The chart below shows how the size of the article has rapidly grown as well as interesting changes in the concentration of work done per editor (Time is recorded at UTC). The blue dots are the length of the article in bytes. We see that there is a rapid growth of the article at about 19:00 UTC which is later reverted, a rapid deceleration of article growth at about 1:00 UTC on 7/21, and a momentary expansion of the article at about 6:00 UTC and a sudden contraction at about 10:00 UTC. The average number of edits per article (green) also shows interesting damped sinusoidal behavior with the earliest part of the article involving many contributions from few editors, a sudden decline as many new editors join the collaboration, a rise again as some of these new contributors make many revisions, and then a stabilization around 4 edits per editor.

Of course, the actual work editors are doing on the article is very uneven and follows classic long-tail behavior. Most editors make only a single contribution, but a handful of editors are making dozens of contributions. Users O’Dea and Sandstein each have made more than 65 contributions over the last 36 hours.

Moreover, the activity on this article is also extremely intense. The chart below plots the distribution of time between edits. Again, the vast majority of edits occur within seconds or minutes of each other and only twice in the entire 36 hour history of the article have 20 minutes gone by without someone making a change to the article.

Finally, I used a method to mine the log of revisions made to the article to create a network of users modifying each others’ work (see paper here). For example, if user B makes a change to the article which was previously the version from user A, a directed link would be created from user B towards user A: user B modified user A’s version. I can also encode a variety of other information into this network. I color the nodes such that bluer nodes are users who started editing early in the article’s history, redder nodes are user who joined the collaboration later. Larger nodes are editors who have more connections to other editors. Darker links are larger changes made to the article. Larger links are more interactions between editors. Visualization was done in Gephi.
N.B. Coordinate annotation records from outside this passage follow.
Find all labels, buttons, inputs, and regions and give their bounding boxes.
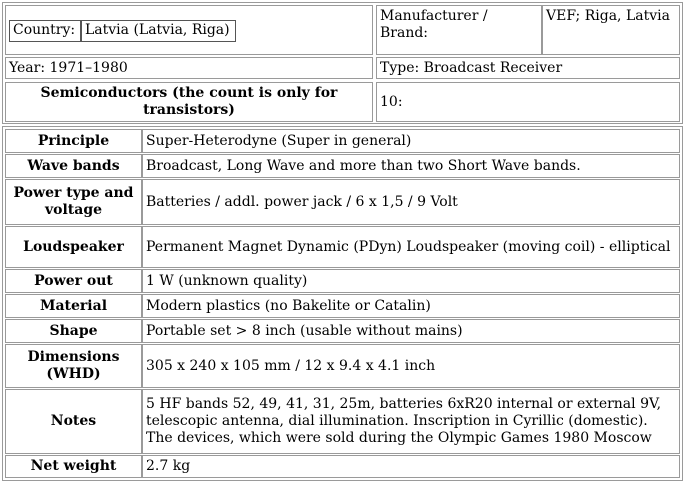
spec-value-principle: Super-Heterodyne (Super in general): [142, 129, 680, 153]
spec-value-loudspeaker: Permanent Magnet Dynamic (PDyn) Loudspeaker (moving coil) - elliptical: [142, 226, 680, 268]
spec-value-wave-bands: Broadcast, Long Wave and more than two Short Wave bands.: [142, 154, 680, 178]
spec-value-shape: Portable set > 8 inch (usable without mains): [142, 319, 680, 343]
semiconductors-label: Semiconductors (the count is only for transistors): [5, 82, 373, 122]
spec-label-principle: Principle: [5, 129, 142, 153]
spec-label-power-type: Power type and voltage: [5, 179, 142, 225]
spec-value-notes: 5 HF bands 52, 49, 41, 31, 25m, batteries 6xR20 internal or external 9V, telescopic antenna, dial illumination. Inscription in Cyrillic (domestic). The devices, which were sold during the Olympic Games 1980 Moscow: [142, 389, 680, 454]
spec-label-shape: Shape: [5, 319, 142, 343]
country-value: Latvia (Latvia, Riga): [81, 20, 236, 42]
spec-value-net-weight: 2.7 kg: [142, 455, 680, 478]
spec-value-material: Modern plastics (no Bakelite or Catalin): [142, 294, 680, 318]
spec-label-loudspeaker: Loudspeaker: [5, 226, 142, 268]
country-label: Country:: [9, 20, 81, 42]
spec-label-material: Material: [5, 294, 142, 318]
type-cell: Type: Broadcast Receiver: [376, 57, 680, 79]
spec-label-dimensions: Dimensions (WHD): [5, 344, 142, 388]
year-cell: Year: 1971–1980: [5, 57, 373, 79]
spec-value-power-out: 1 W (unknown quality): [142, 269, 680, 293]
spec-label-notes: Notes: [5, 389, 142, 454]
country-cell: [5, 5, 373, 55]
semiconductors-value: 10:: [376, 82, 680, 122]
manufacturer-value: VEF; Riga, Latvia: [542, 5, 680, 55]
spec-label-wave-bands: Wave bands: [5, 154, 142, 178]
manufacturer-label: Manufacturer / Brand:: [376, 5, 542, 55]
spec-value-dimensions: 305 x 240 x 105 mm / 12 x 9.4 x 4.1 inch: [142, 344, 680, 388]
spec-label-net-weight: Net weight: [5, 455, 142, 478]
spec-label-power-out: Power out: [5, 269, 142, 293]
spec-value-power-type: Batteries / addl. power jack / 6 x 1,5 / 9 Volt: [142, 179, 680, 225]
Eyeballing the diagram (which is no way to do real analysis), suggests that most prolific editors joined the collaboration early but are not the first contributors either (they are at approximately 2 o’clock). The dense core of the network consists of several editors who appear to be working closely together modifying each others’ work. O’Dea is at the center. Most of the editors who join later (greens, oranges, and reds) are on the periphery of the network suggesting they make relatively minor contributions, sometimes with other less central editors, but their work is subsequently revised by the central editors. These high activity editors are maintaining their involvement over time by interacting with many different types of editors who joined earlier and later (as indicated by being connected to  nodes of different colors). However, the largest changes prolific users make are still small relative to the changes other users are making (lighter links compared to the black links elsewhere).

The data for this analysis is based off revision history (CSV here) and was translated into a network format (GEXF here) using custom code I promise I’ll post when it’s not embarrassingly hacky.

Update via Taha Yasseri:

Within 48 hours of the event, 30 Wikipedia language editions had coverage of the event. 10 of these Wikipedias had articles within 6 hours of the article on the English Wikipedia. Interestingly, smaller languages like Latvian (3) and Danish (7) appeared before other major languages like Polish (8), French (10), and German (13).